For Mikey, home is Texas City, Texas, a factory town left behind by the globalized economy, though fiery smokestacks still dot the horizon. Set during the lead-up to the 2016 U.S. election (something Baker refuses to let us forget), Red Rocket catches up with Mikey over a decade after he left for L.A. to pursue a career in porn; now bruised, destitute, and desperate to squirm back into the good graces of his ex-wife and mother-in-law. Initially a tale of a man humbled, Red Rocket quickly pivots to being a character study by way of political allegory, revealing Mikey as a narcissist incapable of humility, positioning him as a parallel Donald Trump figure. The film’s first hour traces out his efforts to reestablish himself in this isolated Texas town (getting back in with his ex, setting himself up as the go-to weed-slinger for the oil workers), while the second finds him attempting to undo it all after a chance encounter with Strawberry (Suzanna Son), a Lolita-esque figure (age 17) Mikey envisions as a star performer in the adult film industry, and also his means of getting back to California.
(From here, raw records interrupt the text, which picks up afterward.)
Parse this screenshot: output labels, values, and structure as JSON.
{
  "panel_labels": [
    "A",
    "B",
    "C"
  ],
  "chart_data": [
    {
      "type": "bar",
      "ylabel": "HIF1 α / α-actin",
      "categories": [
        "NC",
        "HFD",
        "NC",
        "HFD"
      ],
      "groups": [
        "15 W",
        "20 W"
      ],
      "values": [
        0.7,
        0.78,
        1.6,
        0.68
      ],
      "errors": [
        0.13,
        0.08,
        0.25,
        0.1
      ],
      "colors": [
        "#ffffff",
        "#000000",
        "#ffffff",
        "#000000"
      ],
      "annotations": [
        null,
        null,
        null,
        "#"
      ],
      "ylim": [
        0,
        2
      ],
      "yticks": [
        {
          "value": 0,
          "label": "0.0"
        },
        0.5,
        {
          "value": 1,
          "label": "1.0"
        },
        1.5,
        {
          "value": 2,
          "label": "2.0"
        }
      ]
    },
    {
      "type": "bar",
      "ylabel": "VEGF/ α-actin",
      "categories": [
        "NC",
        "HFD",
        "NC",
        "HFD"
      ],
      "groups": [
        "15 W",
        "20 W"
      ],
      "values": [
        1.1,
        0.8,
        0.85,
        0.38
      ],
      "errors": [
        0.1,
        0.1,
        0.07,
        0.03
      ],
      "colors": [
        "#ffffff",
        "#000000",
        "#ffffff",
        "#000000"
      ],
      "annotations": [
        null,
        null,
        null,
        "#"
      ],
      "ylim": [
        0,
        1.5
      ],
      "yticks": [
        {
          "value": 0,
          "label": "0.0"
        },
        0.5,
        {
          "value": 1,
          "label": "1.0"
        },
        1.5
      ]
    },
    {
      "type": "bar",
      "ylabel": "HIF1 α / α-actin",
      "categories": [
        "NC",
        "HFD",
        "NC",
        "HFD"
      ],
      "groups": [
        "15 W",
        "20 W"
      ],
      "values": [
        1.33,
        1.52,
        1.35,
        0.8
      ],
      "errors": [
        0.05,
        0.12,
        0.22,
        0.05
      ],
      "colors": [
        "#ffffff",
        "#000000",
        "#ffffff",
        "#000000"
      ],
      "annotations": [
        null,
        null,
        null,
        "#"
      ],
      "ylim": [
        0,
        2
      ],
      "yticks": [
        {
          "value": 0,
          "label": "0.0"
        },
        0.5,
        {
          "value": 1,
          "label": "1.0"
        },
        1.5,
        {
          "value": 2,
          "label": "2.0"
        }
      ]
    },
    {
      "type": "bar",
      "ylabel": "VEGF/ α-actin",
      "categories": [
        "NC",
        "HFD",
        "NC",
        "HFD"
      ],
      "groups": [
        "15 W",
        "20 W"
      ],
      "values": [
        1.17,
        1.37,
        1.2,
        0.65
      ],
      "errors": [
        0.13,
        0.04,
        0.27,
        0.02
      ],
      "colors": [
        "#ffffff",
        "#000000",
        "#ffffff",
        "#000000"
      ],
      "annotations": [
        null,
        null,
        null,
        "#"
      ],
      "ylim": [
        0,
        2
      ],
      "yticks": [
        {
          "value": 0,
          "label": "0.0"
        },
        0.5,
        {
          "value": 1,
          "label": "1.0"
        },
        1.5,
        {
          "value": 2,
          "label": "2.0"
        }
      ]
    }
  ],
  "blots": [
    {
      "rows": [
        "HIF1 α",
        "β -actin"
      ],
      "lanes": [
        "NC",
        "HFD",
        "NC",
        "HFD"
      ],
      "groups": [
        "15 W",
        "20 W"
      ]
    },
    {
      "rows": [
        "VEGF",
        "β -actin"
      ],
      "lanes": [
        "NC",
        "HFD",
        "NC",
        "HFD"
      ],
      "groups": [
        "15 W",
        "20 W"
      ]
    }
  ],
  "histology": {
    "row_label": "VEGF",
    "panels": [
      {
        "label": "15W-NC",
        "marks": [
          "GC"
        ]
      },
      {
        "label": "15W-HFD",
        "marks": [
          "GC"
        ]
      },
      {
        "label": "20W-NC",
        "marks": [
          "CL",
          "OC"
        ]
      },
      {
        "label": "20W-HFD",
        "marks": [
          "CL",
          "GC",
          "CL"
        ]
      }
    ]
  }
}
Pushing his usual queasy blend of biting comedy and bleak social realism to an extreme yet unreached, Baker takes a gamble with Red Rocket, centering this movie on a character who he’s kept as antagonist previously — Mikey brings to mind James Ransone’s pimp in Tangerine) and forcing his audience to inhabit his POV for a 130-minute runtime. A purposefully unpleasant experience, Red Rocket can’t really afford its runtime, nor the simplicity of its message (Trump won the presidency because America is rife with parasitic creeps like him), but Rex’s electric, skillfully balanced performance (recalling Elaine May’s pathetically cruel protagonists) and Drew Daniels’ zippy 16mm cinematography keep the film afloat. Dealing in bad vibes exclusively, Red Rocket isn’t without some appealingly bitter insights into contemporary American culture, but ultimately, Rex is the only one bringing fresh energy to the project, these observations on Trump’s America coming a few years too late. At the very least, Red Rocket will hopefully lead to more work for the great Dirt Nasty.